I’m back from Sweden. While North Carolina was suffering from 95+ degree heat, we were struggling to get above 70 degrees. At some point, I’d love to spend summers there. For now, I’ll take what I can get.

While the landscape, the climate, and the culture were much different, the concerns and conversations were not. Gas prices in Sweden have reached over nine dollars a gallon. Inflation is driving up the cost of everything and families are feeling pinched as their paychecks don’t stretch as far as they once did. And if you think we’re unsettled by Russia’s aggression, talk to a Swede. 

So when Amy O. Cooke, CEO of the recently reconfigured Locke Foundation, posted a tweet blaming Biden’s policies for the rising gas prices, I shot back. I understand that the person in the White House gets blamed for a lot of things beyond their control, but the John Locke Foundation used to be a think tank, not a partisan tool. Today, the organization has devolved into little more than hackery with a CEO who spends too much time on Twitter and too little time developing conservative ideas. 

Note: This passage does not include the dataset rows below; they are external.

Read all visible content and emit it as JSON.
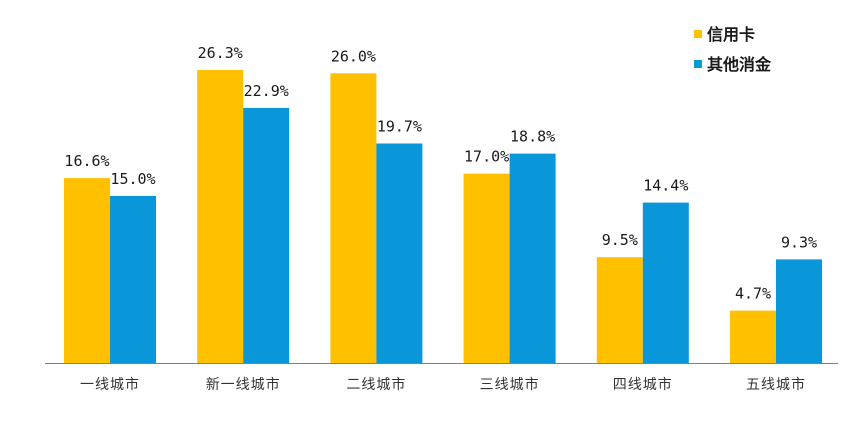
{
  "chart_data": {
    "type": "bar",
    "categories": [
      "一线城市",
      "新一线城市",
      "二线城市",
      "三线城市",
      "四线城市",
      "五线城市"
    ],
    "series": [
      {
        "name": "信用卡",
        "values": [
          16.6,
          26.3,
          26.0,
          17.0,
          9.5,
          4.7
        ],
        "labels": [
          "16.6%",
          "26.3%",
          "26.0%",
          "17.0%",
          "9.5%",
          "4.7%"
        ],
        "color": "#FFC000"
      },
      {
        "name": "其他消金",
        "values": [
          15.0,
          22.9,
          19.7,
          18.8,
          14.4,
          9.3
        ],
        "labels": [
          "15.0%",
          "22.9%",
          "19.7%",
          "18.8%",
          "14.4%",
          "9.3%"
        ],
        "color": "#0A97D9"
      }
    ],
    "title": "",
    "xlabel": "",
    "ylabel": "",
    "ylim": [
      0,
      26.3
    ],
    "grid": false,
    "legend": "top-right",
    "axis_color": "#808080"
  }
}
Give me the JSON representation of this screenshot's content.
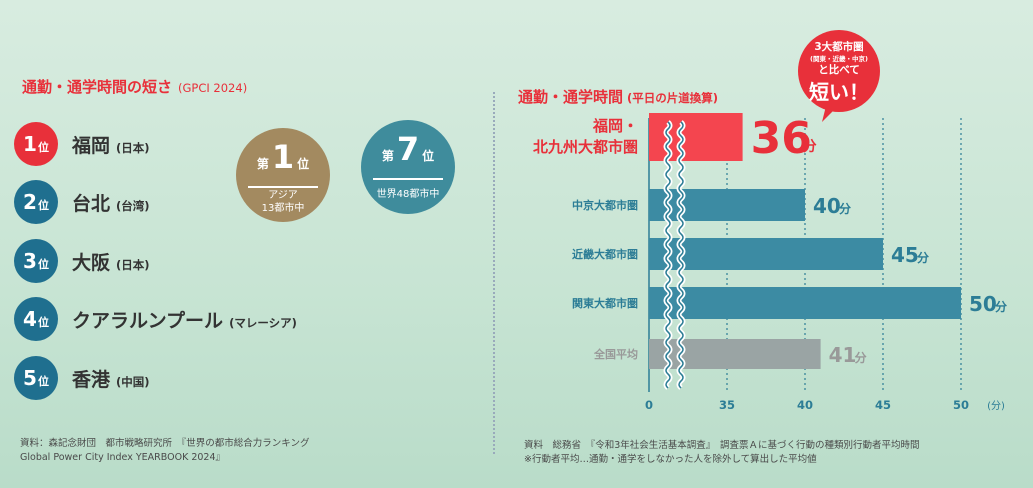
{
  "left": {
    "title": "通勤・通学時間の短さ",
    "subtitle": "(GPCI 2024)",
    "ranks": [
      {
        "num": "1",
        "suffix": "位",
        "name": "福岡",
        "country": "(日本)",
        "color": "#e8303a"
      },
      {
        "num": "2",
        "suffix": "位",
        "name": "台北",
        "country": "(台湾)",
        "color": "#1f6f8f"
      },
      {
        "num": "3",
        "suffix": "位",
        "name": "大阪",
        "country": "(日本)",
        "color": "#1f6f8f"
      },
      {
        "num": "4",
        "suffix": "位",
        "name": "クアラルンプール",
        "country": "(マレーシア)",
        "color": "#1f6f8f"
      },
      {
        "num": "5",
        "suffix": "位",
        "name": "香港",
        "country": "(中国)",
        "color": "#1f6f8f"
      }
    ],
    "badges": [
      {
        "pre": "第",
        "num": "1",
        "suf": "位",
        "line1": "アジア",
        "line2": "13都市中",
        "color": "#a38a60"
      },
      {
        "pre": "第",
        "num": "7",
        "suf": "位",
        "line1": "世界48都市中",
        "line2": "",
        "color": "#3f8c9c"
      }
    ],
    "source_line1": "資料：森記念財団　都市戦略研究所　『世界の都市総合力ランキング",
    "source_line2": "Global Power City Index YEARBOOK 2024』"
  },
  "right": {
    "title": "通勤・通学時間",
    "subtitle": "(平日の片道換算)",
    "bubble_line1": "3大都市圏",
    "bubble_line2": "(関東・近畿・中京)",
    "bubble_line3": "と比べて",
    "bubble_line4": "短い！",
    "source_line1": "資料　総務省　『令和3年社会生活基本調査』　調査票Ａに基づく行動の種類別行動者平均時間",
    "source_line2": "※行動者平均…通勤・通学をしなかった人を除外して算出した平均値"
  },
  "chart_data": {
    "type": "bar",
    "orientation": "horizontal",
    "categories": [
      "福岡・北九州大都市圏",
      "中京大都市圏",
      "近畿大都市圏",
      "関東大都市圏",
      "全国平均"
    ],
    "category_lines": [
      [
        "福岡・",
        "北九州大都市圏"
      ],
      [
        "中京大都市圏"
      ],
      [
        "近畿大都市圏"
      ],
      [
        "関東大都市圏"
      ],
      [
        "全国平均"
      ]
    ],
    "values": [
      36,
      40,
      45,
      50,
      41
    ],
    "value_unit": "分",
    "colors": [
      "#f4454f",
      "#3c8ba3",
      "#3c8ba3",
      "#3c8ba3",
      "#9aa4a4"
    ],
    "label_colors": [
      "#e8303a",
      "#2c7d96",
      "#2c7d96",
      "#2c7d96",
      "#999999"
    ],
    "xlim": [
      0,
      50
    ],
    "axis_break": true,
    "x_ticks": [
      "0",
      "35",
      "40",
      "45",
      "50"
    ],
    "x_unit": "(分)"
  }
}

When the John Locke Foundation first came on the scene, Art Pope based his operation on the Heritage Foundation. The organization stayed out of the fray of partisan politics while pushing conservative ideas into the mainstream. I thought most of their ideas were bad for North Carolina and I still do, but John Hood, the co-founder and first president of JLF, spent most of his energy making a case for a conservative agenda to opinion leaders and politicians on both sides of the aisle. 

While JLF maintained its relatively staid roots, Pope developed Civitas to be the more aggressively partisan organization. Locke developed the ideas and made the case in newspapers, periodicals, at seminars, and in university classrooms, Civitas took the fight to the campaign arena. The division gave Locke credibility to cross party lines. 

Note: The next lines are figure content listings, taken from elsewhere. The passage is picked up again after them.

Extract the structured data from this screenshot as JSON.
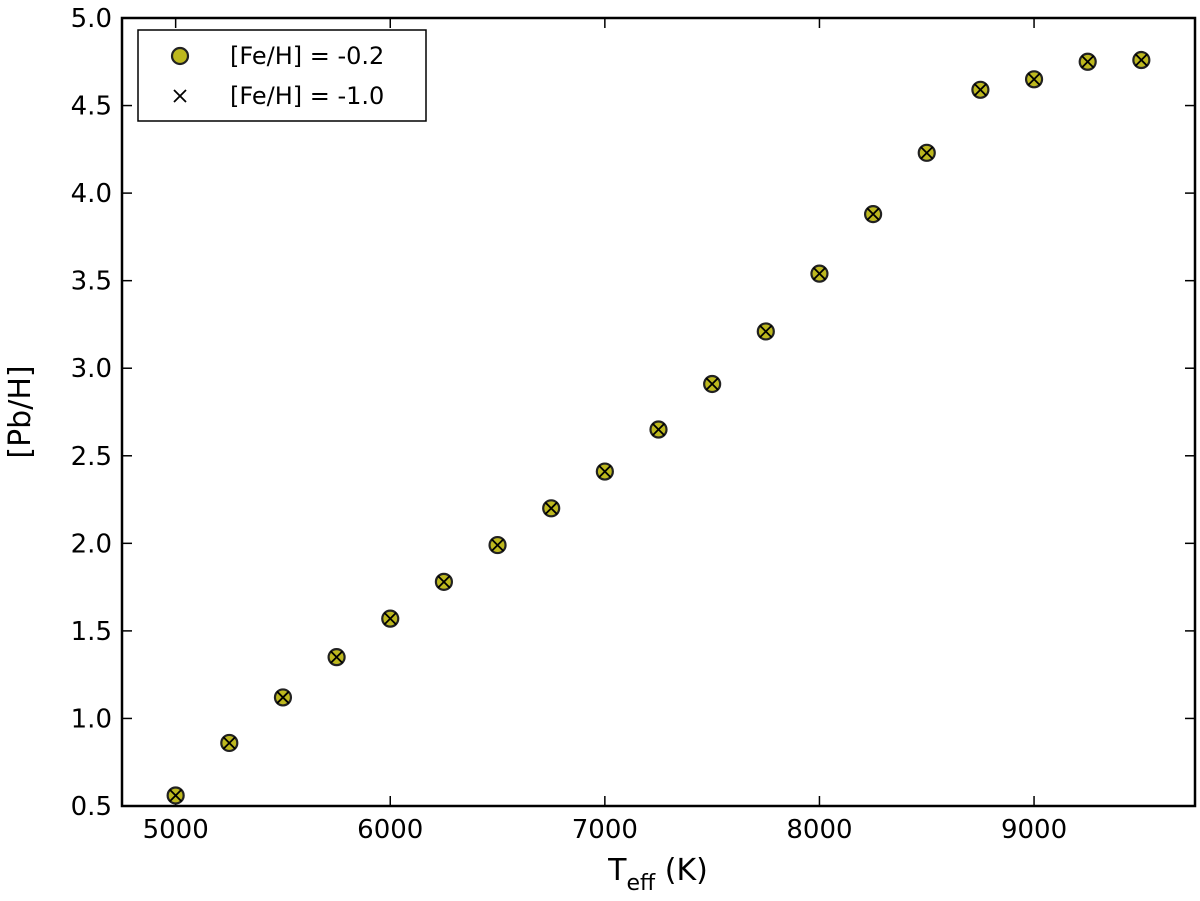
{
  "chart_data": {
    "type": "scatter",
    "xlabel": {
      "main": "T",
      "sub": "eff",
      "unit": " (K)"
    },
    "ylabel": "[Pb/H]",
    "xlim": [
      4750,
      9750
    ],
    "ylim": [
      0.5,
      5.0
    ],
    "x_ticks": [
      5000,
      6000,
      7000,
      8000,
      9000
    ],
    "y_ticks": [
      "0.5",
      "1.0",
      "1.5",
      "2.0",
      "2.5",
      "3.0",
      "3.5",
      "4.0",
      "4.5",
      "5.0"
    ],
    "grid": false,
    "legend_position": "top-left",
    "series": [
      {
        "name": "[Fe/H] = -0.2",
        "marker": "circle",
        "color": "#bdb81e",
        "edge_color": "#222222",
        "x": [
          5000,
          5250,
          5500,
          5750,
          6000,
          6250,
          6500,
          6750,
          7000,
          7250,
          7500,
          7750,
          8000,
          8250,
          8500,
          8750,
          9000,
          9250,
          9500
        ],
        "y": [
          0.56,
          0.86,
          1.12,
          1.35,
          1.57,
          1.78,
          1.99,
          2.2,
          2.41,
          2.65,
          2.91,
          3.21,
          3.54,
          3.88,
          4.23,
          4.59,
          4.65,
          4.75,
          4.76
        ]
      },
      {
        "name": "[Fe/H] = -1.0",
        "marker": "x",
        "color": "#000000",
        "x": [
          5000,
          5250,
          5500,
          5750,
          6000,
          6250,
          6500,
          6750,
          7000,
          7250,
          7500,
          7750,
          8000,
          8250,
          8500,
          8750,
          9000,
          9250,
          9500
        ],
        "y": [
          0.56,
          0.86,
          1.12,
          1.35,
          1.57,
          1.78,
          1.99,
          2.2,
          2.41,
          2.65,
          2.91,
          3.21,
          3.54,
          3.88,
          4.23,
          4.59,
          4.65,
          4.75,
          4.76
        ]
      }
    ]
  }
}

As much as I’ve disagreed with them and even been angered by their ideas, there was a beauty in what Art Pope and John Hood built. They saw the future and helped shape it. They imagined a conservative government in North Carolina when few people could. They established a government-in-waiting based on conservative principles and ideas. They later built a political arm to help with GOP messaging and campaigns, but JLF always stayed just above the fray, trying to win the argument instead of just the election.

What’s happened to the Locke Foundation is part of what’s wrong with our politics today. The merger of JLF and Civitas shows that tribalism, not ideas, has won. Cooke is not an intellectual or thought leader. She’s a partisan hack, scoring points on Twitter instead of promoting intriguing, if mostly wrong-headed, ideas. At a time when we need people with the political courage to stand up to extremes, the Locke Foundation is offering cover to Trumpists and others who have largely destroyed the conservative movement in favor of reactionary populism. While they could have used their influence to defend conservative principles like the rule of law and respect for institutions, they are pandering to the GOP’s ignorant base to keep them both ignorant and angry.  What a shame.